Pelayanan kesehatan pada saat itu hanya diperuntukkan bagi orang-orang Belanda yang
ada di Indonesia. Kemudian pada tahun 1849, dibuka pendidikan Dokter Jawa di Batavia,
tepatnya di Rumah Sakit Militer Belanda yang sekarang dikenal dengan RSPAD Gatot Subroto.
Seiring dengan dibukanya pendidikan dokter tersebut, pada tahun 1851, dibuka pendidikan bidan
bagi wanita pribumi di Batavia oleh seorang dokter militer Belanda bernama dr. W. Bosch.
Lulusan sekolah ini kemudian bekerja di rumah sakit dan juga di masyarakat. Mulai saat itu
pelayanan kesehatan ibu dan anak dilakukan oleh dukun dan bidan.
Pada tahun 1952, mulai diadakan pelatihan bidan secara formal agar dapat meningkatkan
kualitas pertolongan persalinan. Pelatihan untuk para dukun masih berlangsung sampai sekarang.
Pelatihan ini diberikan oleh bidan. Perubahan pengetahuan dan keterampilan tentang pelayanan
kesehatan ibu dan anak secara menyeluruh di masyarakat di lakukan melalui kursus tambahan
yang dikenal dengan istilah Kursus Tambahan Bidan (KTB) pada tahun 1953 di Yogyakarta,
yang akhirnya dilakukan pula di kota-kota besar lainnya di nusantara ini. Seiring dengan
pelatihan tersebut, didirikan pula Balai Kesehatan Ibu dan Anak (BKIA) dengan bidan sebagai
penanggung jawab pelayanan kepada masyarakat. Pelayanan yang diberikan mencakup
pelayanan antenatal, postnatal, pemeriksaan bayi dan anak, termasuk imunisasi serta penyuluhan
gizi. Sedangkan di luar BKIA, bidan memberi pertolongan persalinan di rumah keluarga dan
melakukan kunjungan rumah sebgai upaya tindak lanjut pascapersalinan.
Bermula dari BKIA, kemudian terbentuklah suatu pelayanan terintegrasi bagi masyarakat
yang dinamakan Pusat Kesahatan Masyarakat (Puskesmas) pada tahun 1957. Puskesmas
memberi pelayanan di dalam gedung dan di luar gedung dan berorientasi pada wilayah kerja.
Bidan yang bertugas di Puskesmas berfungsi memberikan pelayanan kesehatan bagi ibu dan
anak, termasuk pelayanan keluarga berencana baik di luar gedung maupun di dalam gedung.

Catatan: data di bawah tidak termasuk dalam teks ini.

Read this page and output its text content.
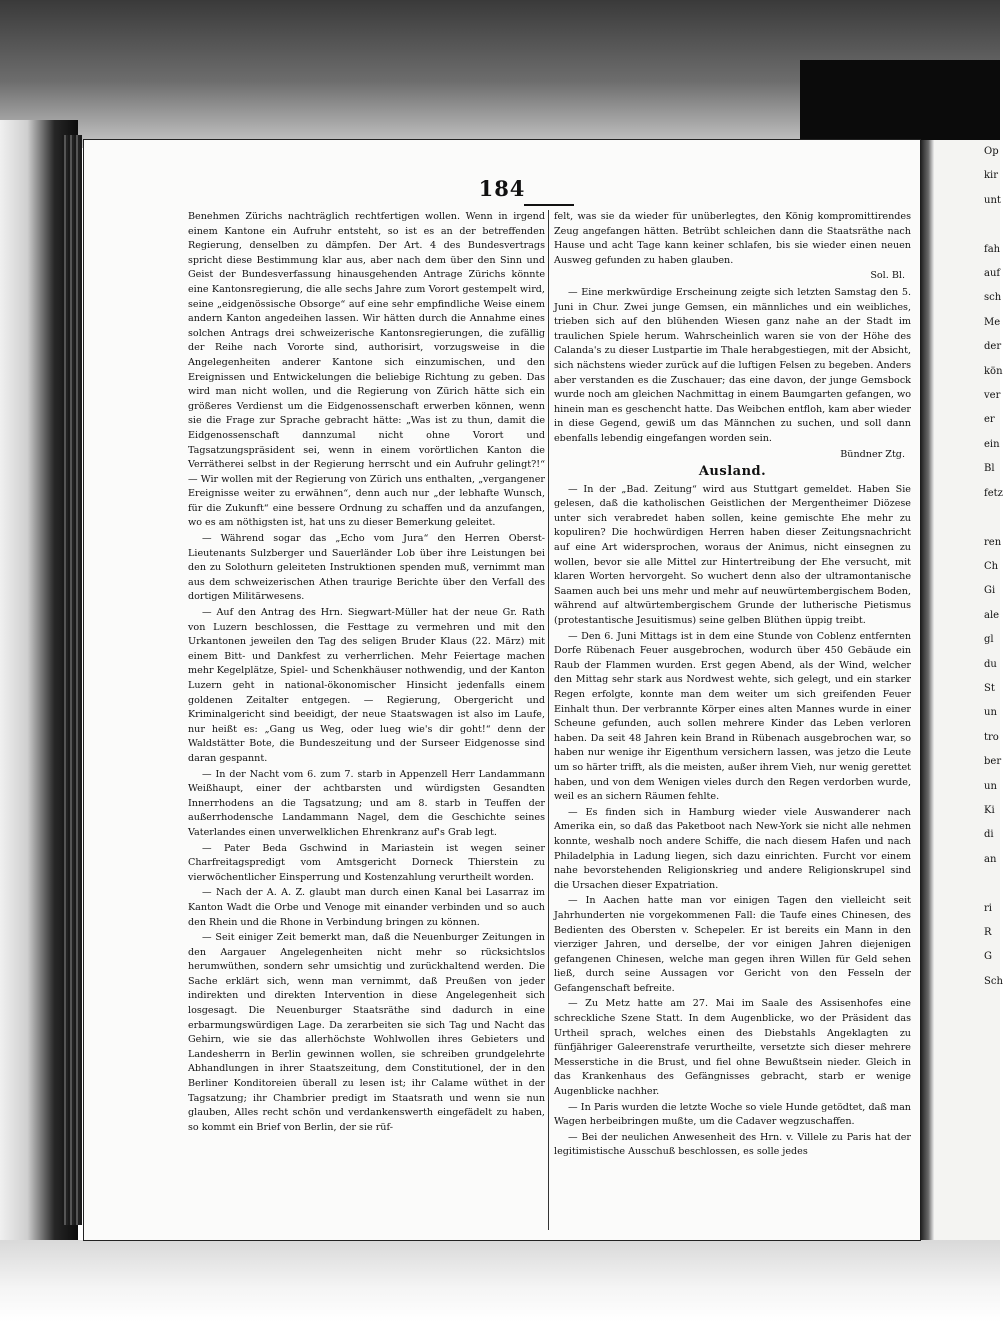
184

Benehmen Zürichs nachträglich rechtfertigen wollen. Wenn in irgend einem Kantone ein Aufruhr entsteht, so ist es an der betreffenden Regierung, denselben zu dämpfen. Der Art. 4 des Bundesvertrags spricht diese Bestimmung klar aus, aber nach dem über den Sinn und Geist der Bundesverfassung hinausgehenden Antrage Zürichs könnte eine Kantonsregierung, die alle sechs Jahre zum Vorort gestempelt wird, seine „eidgenössische Obsorge“ auf eine sehr empfindliche Weise einem andern Kanton angedeihen lassen. Wir hätten durch die Annahme eines solchen Antrags drei schweizerische Kantonsregierungen, die zufällig der Reihe nach Vororte sind, authorisirt, vorzugsweise in die Angelegenheiten anderer Kantone sich einzumischen, und den Ereignissen und Entwickelungen die beliebige Richtung zu geben. Das wird man nicht wollen, und die Regierung von Zürich hätte sich ein größeres Verdienst um die Eidgenossenschaft erwerben können, wenn sie die Frage zur Sprache gebracht hätte: „Was ist zu thun, damit die Eidgenossenschaft dannzumal nicht ohne Vorort und Tagsatzungspräsident sei, wenn in einem vorörtlichen Kanton die Verrätherei selbst in der Regierung herrscht und ein Aufruhr gelingt?!“ — Wir wollen mit der Regierung von Zürich uns enthalten, „vergangener Ereignisse weiter zu erwähnen“, denn auch nur „der lebhafte Wunsch, für die Zukunft“ eine bessere Ordnung zu schaffen und da anzufangen, wo es am nöthigsten ist, hat uns zu dieser Bemerkung geleitet.

— Während sogar das „Echo vom Jura“ den Herren Oberst-Lieutenants Sulzberger und Sauerländer Lob über ihre Leistungen bei den zu Solothurn geleiteten Instruktionen spenden muß, vernimmt man aus dem schweizerischen Athen traurige Berichte über den Verfall des dortigen Militärwesens.

— Auf den Antrag des Hrn. Siegwart-Müller hat der neue Gr. Rath von Luzern beschlossen, die Festtage zu vermehren und mit den Urkantonen jeweilen den Tag des seligen Bruder Klaus (22. März) mit einem Bitt- und Dankfest zu verherrlichen. Mehr Feiertage machen mehr Kegelplätze, Spiel- und Schenkhäuser nothwendig, und der Kanton Luzern geht in national-ökonomischer Hinsicht jedenfalls einem goldenen Zeitalter entgegen. — Regierung, Obergericht und Kriminalgericht sind beeidigt, der neue Staatswagen ist also im Laufe, nur heißt es: „Gang us Weg, oder lueg wie's dir goht!“ denn der Waldstätter Bote, die Bundeszeitung und der Surseer Eidgenosse sind daran gespannt.

— In der Nacht vom 6. zum 7. starb in Appenzell Herr Landammann Weißhaupt, einer der achtbarsten und würdigsten Gesandten Innerrhodens an die Tagsatzung; und am 8. starb in Teuffen der außerrhodensche Landammann Nagel, dem die Geschichte seines Vaterlandes einen unverwelklichen Ehrenkranz auf's Grab legt.

— Pater Beda Gschwind in Mariastein ist wegen seiner Charfreitagspredigt vom Amtsgericht Dorneck Thierstein zu vierwöchentlicher Einsperrung und Kostenzahlung verurtheilt worden.

— Nach der A. A. Z. glaubt man durch einen Kanal bei Lasarraz im Kanton Wadt die Orbe und Venoge mit einander verbinden und so auch den Rhein und die Rhone in Verbindung bringen zu können.

— Seit einiger Zeit bemerkt man, daß die Neuenburger Zeitungen in den Aargauer Angelegenheiten nicht mehr so rücksichtslos herumwüthen, sondern sehr umsichtig und zurückhaltend werden. Die Sache erklärt sich, wenn man vernimmt, daß Preußen von jeder indirekten und direkten Intervention in diese Angelegenheit sich losgesagt. Die Neuenburger Staatsräthe sind dadurch in eine erbarmungswürdigen Lage. Da zerarbeiten sie sich Tag und Nacht das Gehirn, wie sie das allerhöchste Wohlwollen ihres Gebieters und Landesherrn in Berlin gewinnen wollen, sie schreiben grundgelehrte Abhandlungen in ihrer Staatszeitung, dem Constitutionel, der in den Berliner Konditoreien überall zu lesen ist; ihr Calame wüthet in der Tagsatzung; ihr Chambrier predigt im Staatsrath und wenn sie nun glauben, Alles recht schön und verdankenswerth eingefädelt zu haben, so kommt ein Brief von Berlin, der sie rüf-

felt, was sie da wieder für unüberlegtes, den König kompromittirendes Zeug angefangen hätten. Betrübt schleichen dann die Staatsräthe nach Hause und acht Tage kann keiner schlafen, bis sie wieder einen neuen Ausweg gefunden zu haben glauben.

Sol. Bl.

— Eine merkwürdige Erscheinung zeigte sich letzten Samstag den 5. Juni in Chur. Zwei junge Gemsen, ein männliches und ein weibliches, trieben sich auf den blühenden Wiesen ganz nahe an der Stadt im traulichen Spiele herum. Wahrscheinlich waren sie von der Höhe des Calanda's zu dieser Lustpartie im Thale herabgestiegen, mit der Absicht, sich nächstens wieder zurück auf die luftigen Felsen zu begeben. Anders aber verstanden es die Zuschauer; das eine davon, der junge Gemsbock wurde noch am gleichen Nachmittag in einem Baumgarten gefangen, wo hinein man es geschencht hatte. Das Weibchen entfloh, kam aber wieder in diese Gegend, gewiß um das Männchen zu suchen, und soll dann ebenfalls lebendig eingefangen worden sein.

Bündner Ztg.
Ausland.

— In der „Bad. Zeitung“ wird aus Stuttgart gemeldet. Haben Sie gelesen, daß die katholischen Geistlichen der Mergentheimer Diözese unter sich verabredet haben sollen, keine gemischte Ehe mehr zu kopuliren? Die hochwürdigen Herren haben dieser Zeitungsnachricht auf eine Art widersprochen, woraus der Animus, nicht einsegnen zu wollen, bevor sie alle Mittel zur Hintertreibung der Ehe versucht, mit klaren Worten hervorgeht. So wuchert denn also der ultramontanische Saamen auch bei uns mehr und mehr auf neuwürtembergischem Boden, während auf altwürtembergischem Grunde der lutherische Pietismus (protestantische Jesuitismus) seine gelben Blüthen üppig treibt.

— Den 6. Juni Mittags ist in dem eine Stunde von Coblenz entfernten Dorfe Rübenach Feuer ausgebrochen, wodurch über 450 Gebäude ein Raub der Flammen wurden. Erst gegen Abend, als der Wind, welcher den Mittag sehr stark aus Nordwest wehte, sich gelegt, und ein starker Regen erfolgte, konnte man dem weiter um sich greifenden Feuer Einhalt thun. Der verbrannte Körper eines alten Mannes wurde in einer Scheune gefunden, auch sollen mehrere Kinder das Leben verloren haben. Da seit 48 Jahren kein Brand in Rübenach ausgebrochen war, so haben nur wenige ihr Eigenthum versichern lassen, was jetzo die Leute um so härter trifft, als die meisten, außer ihrem Vieh, nur wenig gerettet haben, und von dem Wenigen vieles durch den Regen verdorben wurde, weil es an sichern Räumen fehlte.

— Es finden sich in Hamburg wieder viele Auswanderer nach Amerika ein, so daß das Paketboot nach New-York sie nicht alle nehmen konnte, weshalb noch andere Schiffe, die nach diesem Hafen und nach Philadelphia in Ladung liegen, sich dazu einrichten. Furcht vor einem nahe bevorstehenden Religionskrieg und andere Religionskrupel sind die Ursachen dieser Expatriation.

— In Aachen hatte man vor einigen Tagen den vielleicht seit Jahrhunderten nie vorgekommenen Fall: die Taufe eines Chinesen, des Bedienten des Obersten v. Schepeler. Er ist bereits ein Mann in den vierziger Jahren, und derselbe, der vor einigen Jahren diejenigen gefangenen Chinesen, welche man gegen ihren Willen für Geld sehen ließ, durch seine Aussagen vor Gericht von den Fesseln der Gefangenschaft befreite.

— Zu Metz hatte am 27. Mai im Saale des Assisenhofes eine schreckliche Szene Statt. In dem Augenblicke, wo der Präsident das Urtheil sprach, welches einen des Diebstahls Angeklagten zu fünfjähriger Galeerenstrafe verurtheilte, versetzte sich dieser mehrere Messerstiche in die Brust, und fiel ohne Bewußtsein nieder. Gleich in das Krankenhaus des Gefängnisses gebracht, starb er wenige Augenblicke nachher.

— In Paris wurden die letzte Woche so viele Hunde getödtet, daß man Wagen herbeibringen mußte, um die Cadaver wegzuschaffen.

— Bei der neulichen Anwesenheit des Hrn. v. Villele zu Paris hat der legitimistische Ausschuß beschlossen, es solle jedes

Op
kir
unt

fah
auf
sch
Me
der
kön
ver
er
ein
Bl
fetz

ren
Ch
Gi
ale
gl
du
St
un
tro
ber
un
Ki
di
an

ri
R
G
Sch
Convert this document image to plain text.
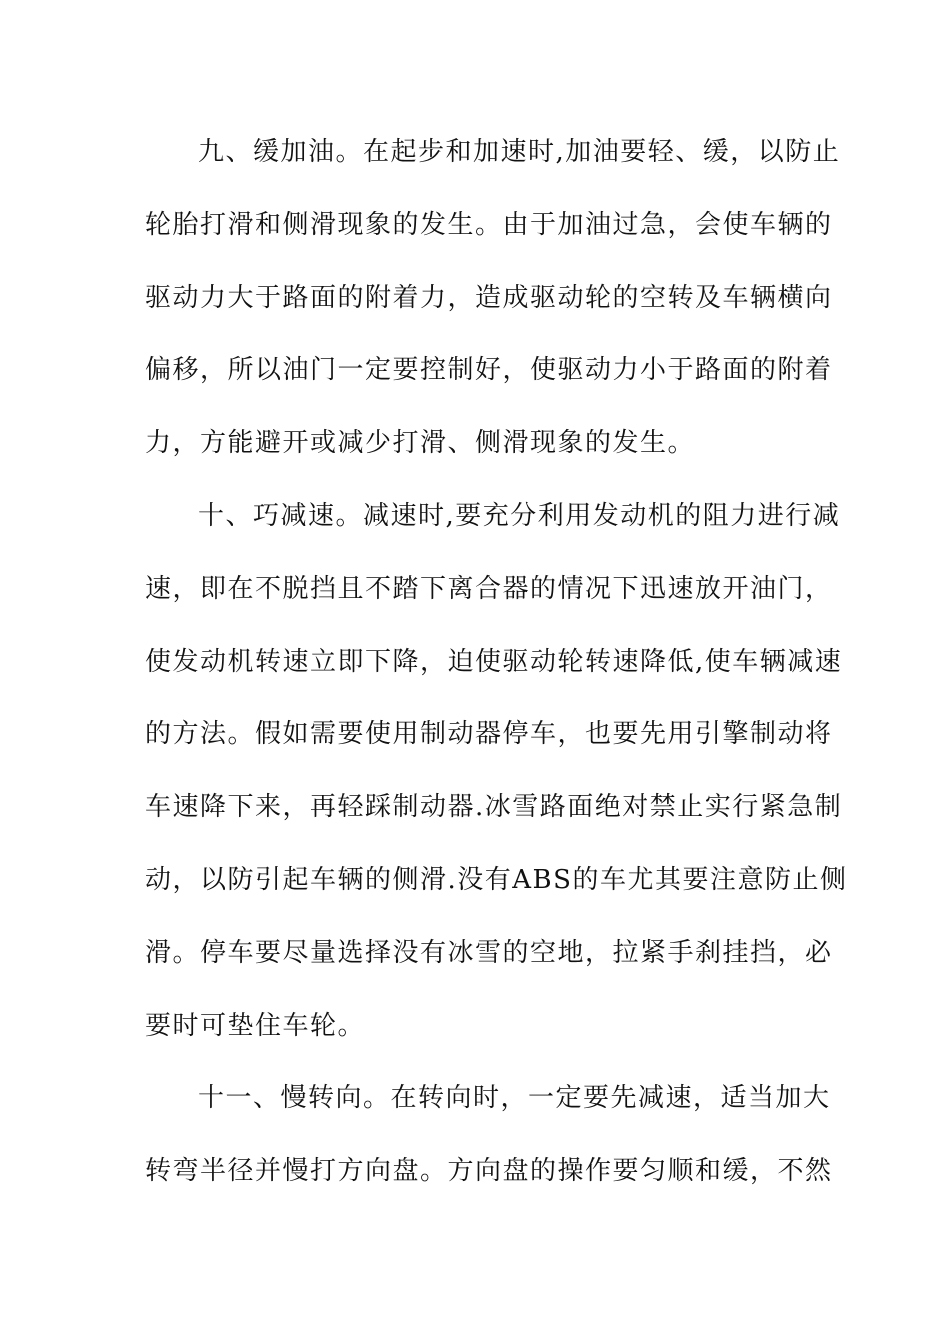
九、缓加油。在起步和加速时,加油要轻、缓，以防止
轮胎打滑和侧滑现象的发生。由于加油过急，会使车辆的
驱动力大于路面的附着力，造成驱动轮的空转及车辆横向
偏移，所以油门一定要控制好，使驱动力小于路面的附着
力，方能避开或减少打滑、侧滑现象的发生。
十、巧减速。减速时,要充分利用发动机的阻力进行减
速，即在不脱挡且不踏下离合器的情况下迅速放开油门，
使发动机转速立即下降，迫使驱动轮转速降低,使车辆减速
的方法。假如需要使用制动器停车，也要先用引擎制动将
车速降下来，再轻踩制动器.冰雪路面绝对禁止实行紧急制
动，以防引起车辆的侧滑.没有ABS的车尤其要注意防止侧
滑。停车要尽量选择没有冰雪的空地，拉紧手刹挂挡，必
要时可垫住车轮。
十一、慢转向。在转向时，一定要先减速，适当加大
转弯半径并慢打方向盘。方向盘的操作要匀顺和缓，不然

Pelayanan kebidanan yang diberikan di luar gedung adalah pelayanan kesehatan keluarga dan
pelayanan di pos pelayanan terpadu (Posyandu). Pelayanan di Posyandu mencakup lima kegiatan
yaitu pemeriksaan kehamilan, pelayanan keluarga berencana, imunisasi, gizi, dan kesehatan
lingkungan.
Mulai tahun 1990, pelayanan kebidanan diberikan secara merata dan sesuai dengan
kebutuhan masyarakat. Kebijakan ini merupakan Instruksi Presiden (Inpres) yang
disampaikan secara lisan pada Sidang Kabinet Tahun 1992. Kebijakan ini mengenai
perlunya mendidik bidan untuk ditempatkan di desa. Tugas pokok bidan di desa adalah
sebagai pelaksana kesehatan KIA, khususnya dalam pelayanan kesehatan ibu hamil,
bersalin, dan nifas, serta pelayanan kesehatan bayi baru lahir, termasuk pembinaan dukun
bayi (paraji). Sehubungan dengan itu, bidan desa juga menjadi pelaksana pelayanan
kesehatan bayi dan keluarga berencana yang dilakukan sejalan dengan tugas utamanya
sebagai pemberi pelayanan kesehatan ibu. Dalam melaksanakan tugas pokoknya, bidan
desa melaksanakan kunjungan rumah pada ibu dan anak yang memerlukannya,
mengadakan pembinaan Posyandu di wilayah kerjanya, serta mengembangkan Pondok
Bersalin sesuai dengan kebutuhan masyarakat setempat.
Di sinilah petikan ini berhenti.